I'm struggling to understand the meaning/motivation behind injective objects in (abelian) categories, especially in the context of group cohomology. They seem to be mostly mysterious as one mostly cares about having enough of them. Having enough injectives is great since we can define derived functors and derived functors are useful. But this reason for defining them seems kind of backwards.
I am wondering if there is any "intrinsic" interest / reason in defining and studying injectives objects, which would naturally lead to looking at injective resolutions and defining derived functors.
Imagine that you have an additive left-exact functor $F$ (on an unspecified abelian category, which we assume is nice enough for the following informal reasoning to make some pretense of sense – typically modules) and that you are told by an oracle that $R^1F$ exists.

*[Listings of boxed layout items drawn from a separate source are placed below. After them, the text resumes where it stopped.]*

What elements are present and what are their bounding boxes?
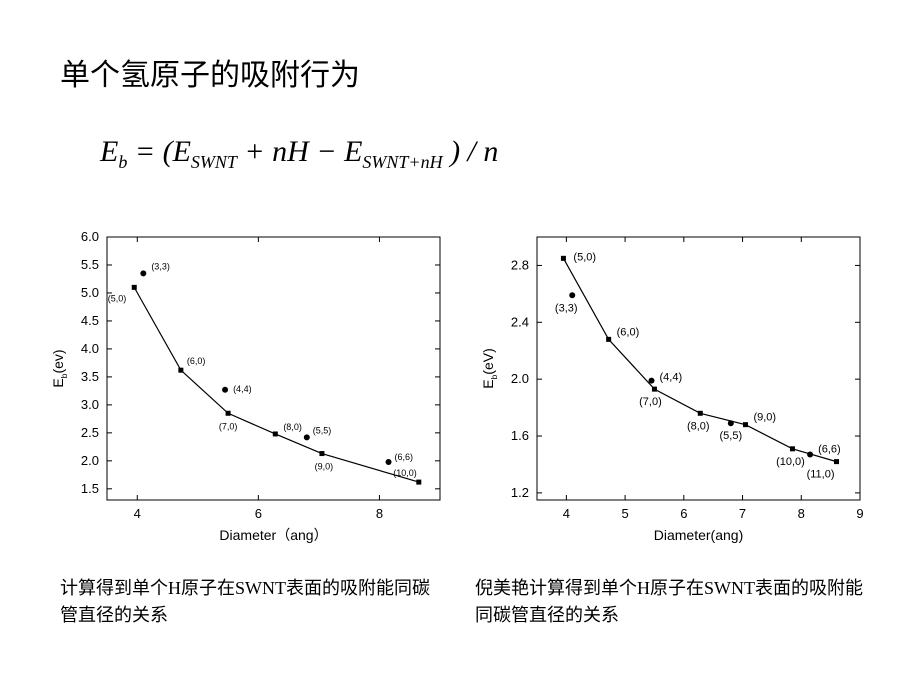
eq-nH: nH (272, 135, 309, 168)
svg-text:Eb(ev): Eb(ev) (50, 349, 69, 387)
svg-text:8: 8 (798, 506, 805, 521)
svg-text:9: 9 (856, 506, 863, 521)
svg-text:(10,0): (10,0) (393, 468, 417, 478)
eq-plus: + (237, 135, 272, 168)
svg-text:(6,6): (6,6) (818, 444, 841, 456)
svg-text:2.8: 2.8 (511, 257, 529, 272)
binding-energy-equation: Eb = (ESWNT + nH − ESWNT+nH ) / n (100, 135, 498, 173)
charts-row: 4 6 8 1.5 2.0 2.5 3.0 3.5 4.0 4.5 5.0 5.5 6.0 Diamete… (45, 225, 875, 550)
svg-text:1.5: 1.5 (81, 481, 99, 496)
svg-text:4.5: 4.5 (81, 313, 99, 328)
svg-text:1.6: 1.6 (511, 428, 529, 443)
svg-text:5: 5 (621, 506, 628, 521)
eq-E1-sub: SWNT (191, 152, 237, 172)
caption-left: 计算得到单个H原子在SWNT表面的吸附能同碳管直径的关系 (60, 575, 430, 629)
svg-text:(6,0): (6,0) (187, 356, 206, 366)
svg-text:8: 8 (376, 506, 383, 521)
svg-text:2.5: 2.5 (81, 425, 99, 440)
eq-E2-sub: SWNT+nH (362, 152, 442, 172)
eq-minus: − (309, 135, 344, 168)
svg-text:(9,0): (9,0) (315, 462, 334, 472)
svg-text:(3,3): (3,3) (555, 302, 578, 314)
svg-text:(5,5): (5,5) (719, 430, 742, 442)
svg-text:(3,3): (3,3) (151, 261, 170, 271)
svg-text:(9,0): (9,0) (753, 412, 776, 424)
svg-text:7: 7 (739, 506, 746, 521)
svg-text:(8,0): (8,0) (687, 420, 710, 432)
eq-lhs-E: E (100, 135, 118, 168)
svg-text:(5,0): (5,0) (108, 293, 127, 303)
slide-title: 单个氢原子的吸附行为 (60, 50, 360, 94)
eq-lhs-sub: b (118, 152, 127, 172)
svg-text:(7,0): (7,0) (639, 396, 662, 408)
svg-text:Diameter（ang）: Diameter（ang） (219, 527, 327, 543)
eq-close: ) / (443, 135, 484, 168)
eq-E1: E (173, 135, 191, 168)
svg-text:6: 6 (255, 506, 262, 521)
chart-left: 4 6 8 1.5 2.0 2.5 3.0 3.5 4.0 4.5 5.0 5.5 6.0 Diamete… (45, 225, 455, 550)
svg-text:(5,0): (5,0) (573, 251, 596, 263)
svg-text:2.4: 2.4 (511, 314, 529, 329)
svg-text:(6,0): (6,0) (617, 326, 640, 338)
eq-open: = ( (127, 135, 172, 168)
svg-text:5.0: 5.0 (81, 285, 99, 300)
svg-text:(8,0): (8,0) (283, 422, 302, 432)
chart2-svg: 4 5 6 7 8 9 1.2 1.6 2.0 2.4 2.8 Diameter(ang) Eb(eV)… (475, 225, 875, 550)
svg-text:4: 4 (563, 506, 570, 521)
svg-text:4.0: 4.0 (81, 341, 99, 356)
svg-text:6.0: 6.0 (81, 229, 99, 244)
eq-n: n (483, 135, 498, 168)
svg-text:(4,4): (4,4) (233, 384, 252, 394)
svg-text:3.0: 3.0 (81, 397, 99, 412)
svg-text:2.0: 2.0 (511, 371, 529, 386)
svg-text:6: 6 (680, 506, 687, 521)
svg-text:(10,0): (10,0) (776, 456, 805, 468)
svg-text:(7,0): (7,0) (219, 421, 238, 431)
svg-text:4: 4 (134, 506, 141, 521)
caption-right: 倪美艳计算得到单个H原子在SWNT表面的吸附能同碳管直径的关系 (475, 575, 875, 629)
eq-E2: E (344, 135, 362, 168)
chart1-svg: 4 6 8 1.5 2.0 2.5 3.0 3.5 4.0 4.5 5.0 5.5 6.0 Diamete… (45, 225, 455, 550)
chart-right: 4 5 6 7 8 9 1.2 1.6 2.0 2.4 2.8 Diameter(ang) Eb(eV)… (475, 225, 875, 550)
svg-text:Diameter(ang): Diameter(ang) (654, 527, 743, 543)
svg-text:Eb(eV): Eb(eV) (480, 348, 499, 388)
svg-text:(6,6): (6,6) (395, 452, 414, 462)
svg-text:1.2: 1.2 (511, 485, 529, 500)
svg-text:5.5: 5.5 (81, 257, 99, 272)
svg-text:(11,0): (11,0) (807, 469, 835, 481)
svg-text:(4,4): (4,4) (660, 372, 683, 384)
svg-text:2.0: 2.0 (81, 453, 99, 468)
svg-text:3.5: 3.5 (81, 369, 99, 384)
svg-text:(5,5): (5,5) (313, 425, 332, 435)
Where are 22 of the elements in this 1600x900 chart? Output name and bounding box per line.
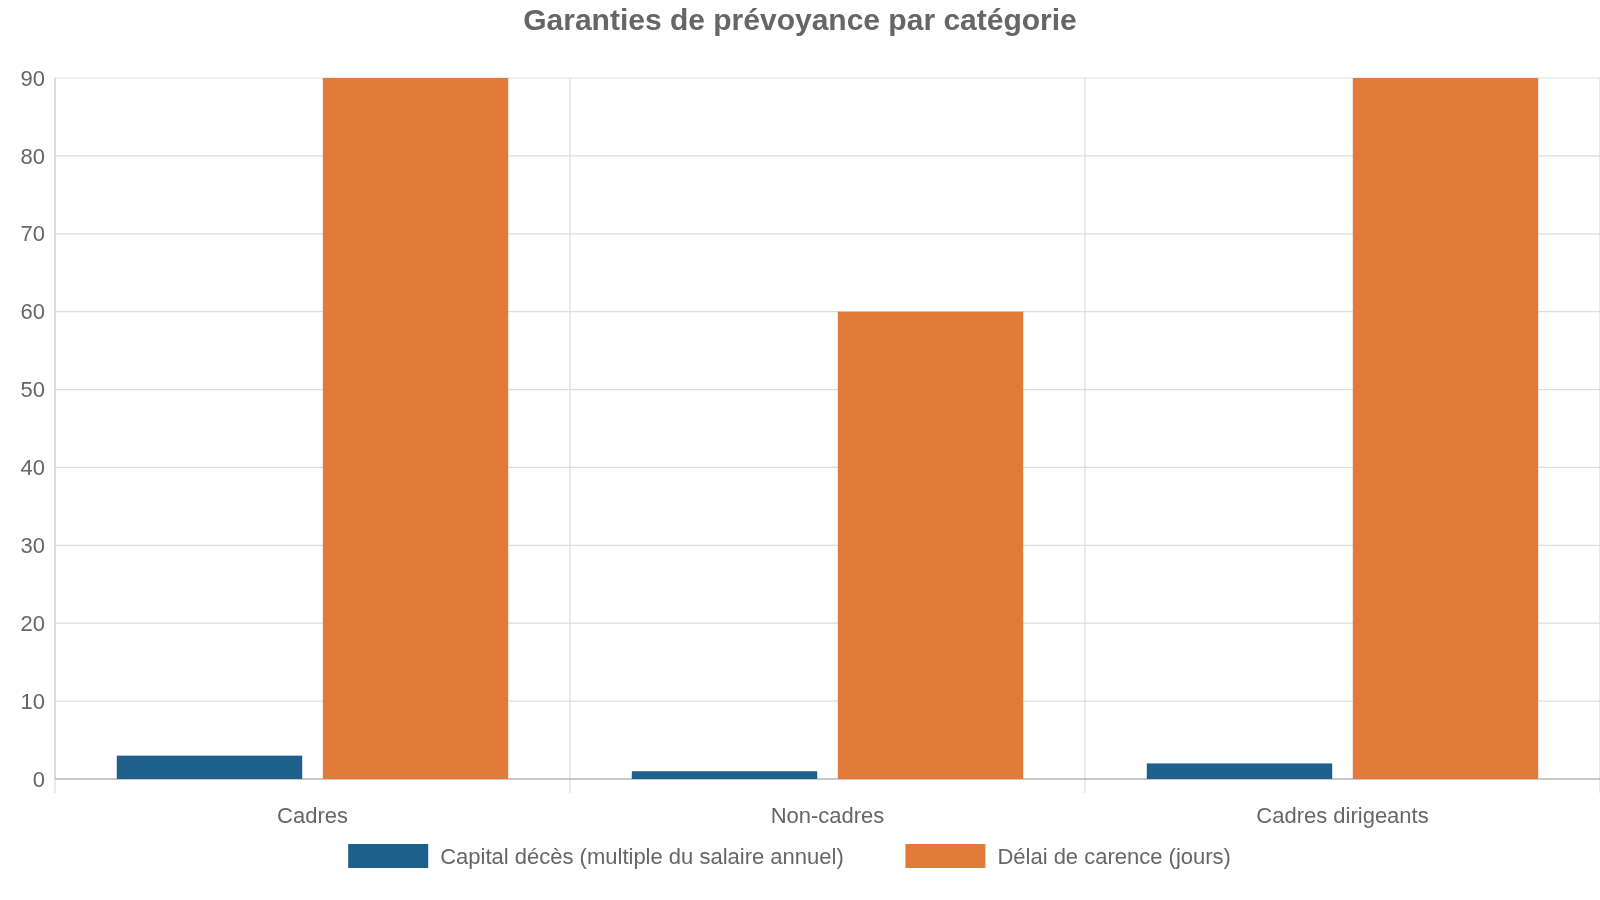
y-tick-label: 10 bbox=[20, 688, 45, 714]
y-tick-label: 30 bbox=[20, 533, 45, 559]
legend-label: Capital décès (multiple du salaire annuel) bbox=[440, 843, 844, 869]
y-tick-label: 20 bbox=[20, 610, 45, 636]
y-tick-label: 50 bbox=[20, 377, 45, 403]
bar bbox=[116, 755, 303, 779]
y-tick-label: 40 bbox=[20, 455, 45, 481]
bar bbox=[631, 771, 818, 779]
x-tick-label: Non-cadres bbox=[770, 803, 885, 828]
y-tick-label: 70 bbox=[20, 221, 45, 247]
y-tick-label: 0 bbox=[32, 766, 45, 792]
x-tick-label: Cadres bbox=[277, 803, 348, 828]
y-tick-label: 60 bbox=[20, 299, 45, 325]
x-tick-label: Cadres dirigeants bbox=[1256, 803, 1429, 828]
bar bbox=[322, 78, 509, 779]
bar bbox=[837, 311, 1024, 779]
bar bbox=[1352, 78, 1539, 779]
bar bbox=[1146, 763, 1333, 779]
y-tick-label: 80 bbox=[20, 143, 45, 169]
y-tick-label: 90 bbox=[20, 65, 45, 91]
legend-label: Délai de carence (jours) bbox=[997, 843, 1231, 869]
chart-title: Garanties de prévoyance par catégorie bbox=[523, 3, 1077, 36]
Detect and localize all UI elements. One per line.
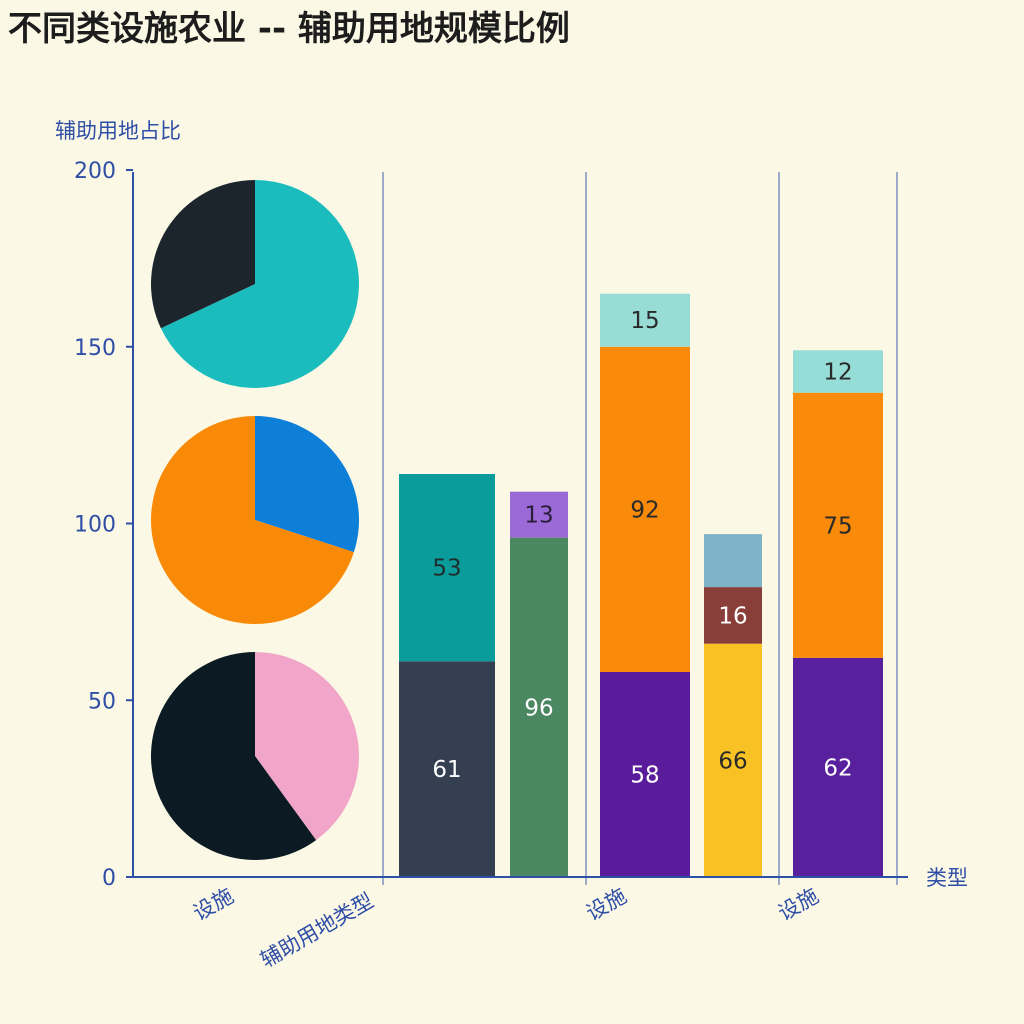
- bar-1-segment-2: [399, 474, 495, 662]
- bar-4-segment-1: [704, 643, 762, 877]
- bar-4-segment-2: [704, 587, 762, 644]
- x-tick-label: 设施: [189, 884, 237, 926]
- pie-2-slice-1: [255, 416, 360, 553]
- x-axis-label: 类型: [926, 866, 968, 890]
- bar-4-segment-3: [704, 534, 762, 588]
- bar-3-segment-3-label: 15: [630, 308, 659, 334]
- bar-3-segment-2: [600, 346, 690, 672]
- bar-1-segment-1-label: 61: [432, 757, 461, 783]
- bar-1-segment-1: [399, 661, 495, 877]
- y-tick-label: 0: [102, 866, 116, 891]
- y-axis-label: 辅助用地占比: [55, 119, 181, 143]
- y-tick-label: 200: [74, 159, 116, 184]
- bar-3-segment-2-label: 92: [630, 497, 659, 523]
- pie-1-slice-1: [160, 180, 360, 388]
- bar-2-segment-1: [510, 537, 568, 877]
- y-tick-label: 50: [88, 689, 116, 714]
- y-tick-label: 100: [74, 513, 116, 538]
- stacked-bars: 61 53 96 13 58 92 15 66 16 62 75 12: [399, 293, 883, 877]
- bar-3-segment-1-label: 58: [630, 762, 659, 788]
- x-tick-label: 设施: [582, 884, 630, 926]
- bar-3-segment-3: [600, 293, 690, 347]
- x-tick-label: 辅助用地类型: [256, 889, 377, 973]
- pie-1-slice-2: [150, 180, 255, 329]
- pie-3-slice-1: [255, 652, 360, 841]
- bar-5-segment-2: [793, 392, 883, 658]
- bar-1-segment-2-label: 53: [432, 556, 461, 582]
- bar-5-segment-1: [793, 657, 883, 877]
- chart-title: 不同类设施农业 -- 辅助用地规模比例: [8, 9, 570, 49]
- bar-4-segment-2-label: 16: [718, 603, 747, 629]
- bar-5-segment-1-label: 62: [823, 755, 852, 781]
- bar-4-segment-1-label: 66: [718, 748, 747, 774]
- pie-charts: [150, 180, 360, 860]
- pie-3-slice-2: [151, 652, 317, 860]
- pie-2-slice-2: [151, 416, 354, 624]
- bar-2-segment-1-label: 96: [524, 695, 553, 721]
- bar-2-segment-2: [510, 491, 568, 538]
- bar-2-segment-2-label: 13: [524, 503, 553, 529]
- bar-3-segment-1: [600, 671, 690, 877]
- y-tick-label: 150: [74, 336, 116, 361]
- bar-5-segment-3-label: 12: [823, 359, 852, 385]
- bar-5-segment-2-label: 75: [823, 513, 852, 539]
- bar-5-segment-3: [793, 350, 883, 393]
- x-tick-label: 设施: [774, 884, 822, 926]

Past the euphoria, you realize with some dismay that this told you little useful – because of its “definition” (or rather, lack thereof, since we’ll pretend you don’t know injectives yet), the properties are so hopelessly self-referent that you’ll never get to compute even a single instance of $R^1F$.
Then an idea strikes you. “Okay”, you tell yourself, “this ideal, Platonic version of $R^1F$ exists. But I can’t do anything with it. So instead I’ll try to make my own version of this functor.” [which we’ll call $DF$]
What was the purpose of $(R^1F)A$ anyway? It was to quantify the cokernel of $FB \rightarrow FC$ where $0 \rightarrow A \rightarrow B \rightarrow C \rightarrow 0$ is exact: every such cokernel injects into $(R^1F)A$.
“So,” you decide, “the useful part of $(R^1F)A$, which we’ll call $DF(A)$, could be the subobject of $(R^1F)A$ generated by all these cokernels [yes, there’s an issue here. Yes, it’s irrelevant and we’ll pretend it doesn’t exist]. In a fair world, it should be exactly like $(R^1F)A$.”
So, when would $DF(A)$ vanish? “When,” you reason, “every exact sequence as above remains exact after applying $F$. If that’s even possible,” you hastily add, frightened at how bold your assumption was, “because it’s only a sufficient condition, the actual criterion is probably a lot more intricate.”
But how could you check that unrealistic property? “Well,” you muse, “since we’re already in the realm of wild speculation, perhaps… when every exact sequence as above splits? I know I’m grasping at straws, but what else can I suggest?”
As you may have guessed, the objects $A$ such that any exact $0 \rightarrow A \rightarrow B \rightarrow C \rightarrow 0$ splits are the injective objects.